The project to build a northern agro-industrial hub demonstrates the dynamic nature of the cooperation between the African Development Bank and Côte d’Ivoire, as Attiogbevi-Somado Eklou pointed out: “First and foremost, it is evidence of the African Development Bank Group’s commitment to supporting Côte d’Ivoire’s efforts in transforming its agriculture. We will spare no efforts in supporting you in this project to transform the country’s economy,” he confirmed on behalf of the Bank Group’s president, Akinwumi Adesina.
Marie-Laure Akin-Olugbade, the Bank’s Director General for West Africa, said: “Côte d’Ivoire is a pioneering country in the development of agricultural hub projects, which are now being rolled out in 20 African countries. The northern agro-industrial hub is the second project of its kind, following one in the Bélier region in Yamoussoukro, the capital. In total, there are nine agricultural hubs across the country, whose implementation was entrusted to the Bank in accordance with the national priorities set out in Côte d’Ivoire’s National Agricultural Investment Plan (2018-2025). Obviously, the set-up has taken account of the implementation of its predecessor in Bélier and other similar projects funded by the Bank, including in Nigeria, Togo, and Senegal.

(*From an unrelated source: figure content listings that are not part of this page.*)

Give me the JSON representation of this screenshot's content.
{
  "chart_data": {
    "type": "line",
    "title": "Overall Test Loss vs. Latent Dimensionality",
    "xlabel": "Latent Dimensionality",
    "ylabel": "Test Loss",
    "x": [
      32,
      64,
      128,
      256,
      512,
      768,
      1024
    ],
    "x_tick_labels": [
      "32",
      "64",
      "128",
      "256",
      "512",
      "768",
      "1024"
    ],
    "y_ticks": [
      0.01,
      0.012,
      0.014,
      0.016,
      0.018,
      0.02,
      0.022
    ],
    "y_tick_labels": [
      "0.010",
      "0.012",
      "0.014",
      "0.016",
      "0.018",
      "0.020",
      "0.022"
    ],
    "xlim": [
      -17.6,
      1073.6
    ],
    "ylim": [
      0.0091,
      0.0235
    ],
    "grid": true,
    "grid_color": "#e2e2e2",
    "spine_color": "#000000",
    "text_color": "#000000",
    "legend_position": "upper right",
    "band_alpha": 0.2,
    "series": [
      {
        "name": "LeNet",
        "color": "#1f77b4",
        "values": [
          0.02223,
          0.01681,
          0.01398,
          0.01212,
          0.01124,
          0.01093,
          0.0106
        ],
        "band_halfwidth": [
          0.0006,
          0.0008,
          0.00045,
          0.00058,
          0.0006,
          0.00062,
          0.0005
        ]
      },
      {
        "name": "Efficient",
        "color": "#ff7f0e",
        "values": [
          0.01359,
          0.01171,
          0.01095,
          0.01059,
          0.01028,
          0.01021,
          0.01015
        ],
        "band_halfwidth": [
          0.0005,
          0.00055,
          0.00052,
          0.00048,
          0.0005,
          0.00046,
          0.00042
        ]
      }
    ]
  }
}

To fund the project, the African Development Bank Group has decided to allocate €87.6 million using three funding mechanisms, including a loan of €42 million from the African Development Bank, €12 million from the African Development Fund – the Bank Group’s concessional financing window – and €33.6 million granted by the Africa Growing Together Fund, which is co-financed by China. Other donors are also contributing to the project: the Economic Community of West African States Bank for Investment and Development in the amount of €72.2 million, the Organization of the Petroleum Exporting Countries (OPEC) fund for international development for €51.8 million and the South Korean Fund for Globalisation (Saemaul) for €6 million.
The project will allow Côte d’Ivoire, the world’s leading producer of cocoa and second-largest exporter of cashew nuts, to increase its production of rice, maize, mango, cashews, animal, and fish products. It will strengthen the country’s food and nutritional security, reduce its dependence on food imports and increase its exports of agricultural products.
Among other things, the project includes the creation of a fully serviced central hub – including roads and various utilities, electricity derived from green sources, solar lighting, sanitation, a one-stop shop and waste recycling – that will host major industrial units and associated services (logistics, etc.). Five aggregation and service centres will be built to operate as service, secondary packaging, and primary processing centres for agricultural products.
The project will benefit around half a million people – including 51% women and 60% young people – who will see their revenues increase. But in total, 1.2 million people will benefit indirectly from the project, which will help increase and diversify agricultural products, and create 25,000 direct and 45,000 indirect jobs in the intervention area.